Para além das consequências imediatas que uma oferta demasiado brusca de carne provoca no mercado, as consequências serão sentidas sobretudo no futuro, com uma diminuição do número de animais disponíveis nos próximos anos e o aumento ainda maior da, já de si insustentável, dependência de carne do exterior. Apesar do aumento de produção verificado em 2022 (+3,1%), a produção nacional de carne de bovino, a mais deficitária das principais espécies, correspondeu apenas a 59,4% das necessidades do mercado. Com os abates verificados recentemente, o custo dos factores de produção e a baixa disponibilidade de alimento, estes valores serão significativamente piores no próximo ano, desequilibrando ainda mais a balança comercial e levando a uma maior dependência do exterior que, não só é má em termos económicos, como leva a uma perda de capacidade de influência do sector nacional.
A este cenário acresce o risco de perda de alguns mercados relevantes. A exportação de animais vivos tem sido uma boa alternativa comercial para muitas explorações multiplicadoras, mas a pressão social quer na origem, quer no destino, comprometem o futuro destes mercados. As manifestações contra o transporte de animais vivos não são exclusivas da Europa, bastando uma rápida pesquisa para perceber que a pressão é igual ou maior nos mercados de destino, nomeadamente em Israel. A capacidade de mobilização dos movimentos animalistas é, como sempre, muito superior à do sector agrícola e os números são explícitos: das 59.281 pessoas que contribuíram para a consulta pública sobre a revisão da legislação do bem-estar animal, 94% consideraram que a exportação de animais vivos para países fora da União Europeia devia ser proibida. Perante este cenário, os partidos políticos começam a ceder à opinião pública e Alemanha, Áustria, Dinamarca, Luxemburgo e Países Baixos já se mostraram favoráveis às restrições ao transporte. Portugal e outros países europeus têm defendido a sua manutenção, mas a margem de negociação será cada vez menor.
Por outro lado, a exportação alternativa de carcaças que, para além da resolução do problema de transporte poderia significar uma mais-valia económica, levanta sérias questões no que diz respeito às exigências religiosas. Quer o abate Kosher, exigido pelos ritos judaicos, quer o abate Halal, pelos muçulmanos, não são compatíveis com as exigências de bem-estar animal, tendo inclusivamente alguns Estados-Membros da União Europeia já proibido esta prática.

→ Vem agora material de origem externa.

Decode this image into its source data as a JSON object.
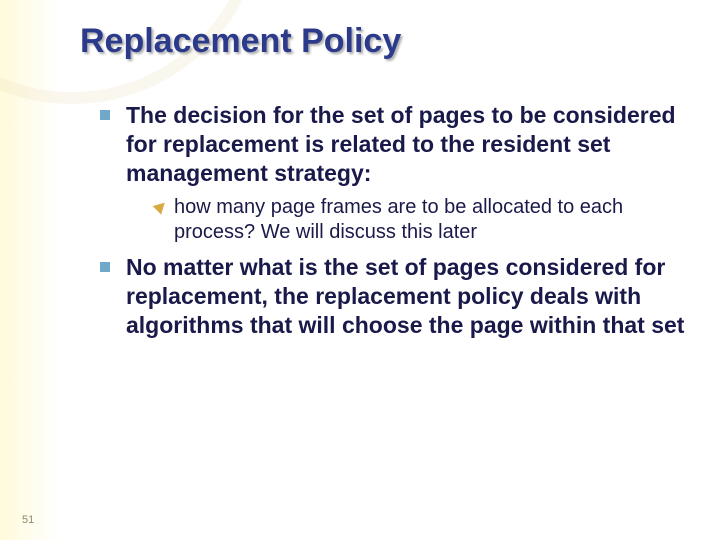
{
  "colors": {
    "title": "#2b3a8a",
    "body": "#1a1a4a",
    "bullet_level1": "#6fa8c8",
    "bullet_level2": "#d8aa44",
    "page_number": "#8a8a6a"
  },
  "title": "Replacement Policy",
  "page_number": "51",
  "bullets": [
    {
      "runs": [
        {
          "text": "The decision for the set of pages to be considered for replacement is related to the "
        },
        {
          "text": "resident set management strategy"
        },
        {
          "text": ":"
        }
      ],
      "children": [
        {
          "runs": [
            {
              "text": "how many page frames are to be allocated to each process? We will discuss this later"
            }
          ]
        }
      ]
    },
    {
      "runs": [
        {
          "text": "No matter what is the set of pages considered for replacement, the "
        },
        {
          "text": "replacement policy"
        },
        {
          "text": " deals with algorithms that will "
        },
        {
          "text": "choose the page within that set"
        }
      ]
    }
  ]
}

A bovinicultura de carne desempenha um papel fundamental a nível económico, social e ambiental, contribuindo para a fixação de populações nos meios rurais, a preservação da paisagem, de ecossistemas e a ocupação de áreas marginais que, sem bovinos, seriam provavelmente deixadas ao abandono, aumentando o risco de incêndios e desertificação. É urgente uma intervenção no sector que conjugue os diversos intervenientes da cadeia, do poder político às organizações de produtores, que permita a sua organização e aumente assim a sua capacidade de resposta a uma conjugação de factores que, caso contrário, o condenará à irrelevância.